When making a purchase decision we first look to peers, then check online and thus Google/twitter/facebook/LinkedIn really areyour reputation.
This also means that if you treat customers badly they can tell their stories more easily and more powerfully than ever before and  connect in a virtual network to destroy your reputation, which of course you deserve if you are a lousy company and treat you customers badly.

So if we ignore the ‘pushing content’ social media activities then surely the driver of all advocacy and detraction in the social networking space is customer experience?

Why not transfer most of the marketing budget (including customer reference programme funding) into product design and customer service?

It’s a thought. actually it’s a good thought. It’s certain that if you are doing a lousy job then no amount of marketing spin will compensate for that, at least not for long.

We’ve all been on case study interviews  where their view of the customer experience is completely at odds with that of the Salesperson. It’s an interesting problem to handle but the reality-check is a good thing, a wake-up call for the company.

  • I’m optimistic about the impact of social networking.
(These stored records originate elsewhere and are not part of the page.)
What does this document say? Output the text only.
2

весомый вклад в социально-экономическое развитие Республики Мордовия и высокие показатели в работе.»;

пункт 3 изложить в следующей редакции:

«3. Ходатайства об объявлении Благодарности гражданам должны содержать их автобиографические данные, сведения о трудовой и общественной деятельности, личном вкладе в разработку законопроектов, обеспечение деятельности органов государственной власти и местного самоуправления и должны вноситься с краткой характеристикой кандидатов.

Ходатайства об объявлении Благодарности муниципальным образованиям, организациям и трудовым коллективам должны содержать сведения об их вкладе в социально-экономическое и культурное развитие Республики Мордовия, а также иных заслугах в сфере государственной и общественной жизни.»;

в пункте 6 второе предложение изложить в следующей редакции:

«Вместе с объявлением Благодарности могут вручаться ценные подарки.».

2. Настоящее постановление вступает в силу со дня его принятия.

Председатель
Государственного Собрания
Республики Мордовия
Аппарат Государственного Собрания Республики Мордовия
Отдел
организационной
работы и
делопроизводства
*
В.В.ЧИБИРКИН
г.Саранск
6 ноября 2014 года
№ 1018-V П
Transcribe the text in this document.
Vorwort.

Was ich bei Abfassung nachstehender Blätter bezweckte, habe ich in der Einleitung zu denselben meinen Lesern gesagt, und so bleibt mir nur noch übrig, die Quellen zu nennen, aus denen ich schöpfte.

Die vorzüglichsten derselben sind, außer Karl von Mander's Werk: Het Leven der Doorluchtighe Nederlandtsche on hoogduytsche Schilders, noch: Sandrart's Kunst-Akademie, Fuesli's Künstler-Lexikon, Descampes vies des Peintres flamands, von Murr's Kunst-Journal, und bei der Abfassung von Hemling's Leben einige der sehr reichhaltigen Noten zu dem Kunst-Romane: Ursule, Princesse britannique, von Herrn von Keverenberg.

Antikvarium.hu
It’s an always-on wake-up call that when listed to and acted upon can make us  do more of what works for our customers and less of what they hate.
  • I’m optimistic about online communities as extensions of existing great face2face interaction
  • I’m also optimistic about the networking abilities we can all benefit from, personally and professionally that were inconceivable a few years ago.

This is not a Jerry Maguire moment. This is not a memo (mission statement!). I’m not suggesting we all hand back our budgets and insist the money goes into customer service (though I might advocate that 5% of all print or TV advertising goes there).

I’m saying that I’m concerned the confusion between social media and social networking may cause damage to the possibilities that connecting people can bring for our discipline.

I DO think the world has permanently changed for customer reference pros. Who’s coming with me besides…flipper, here?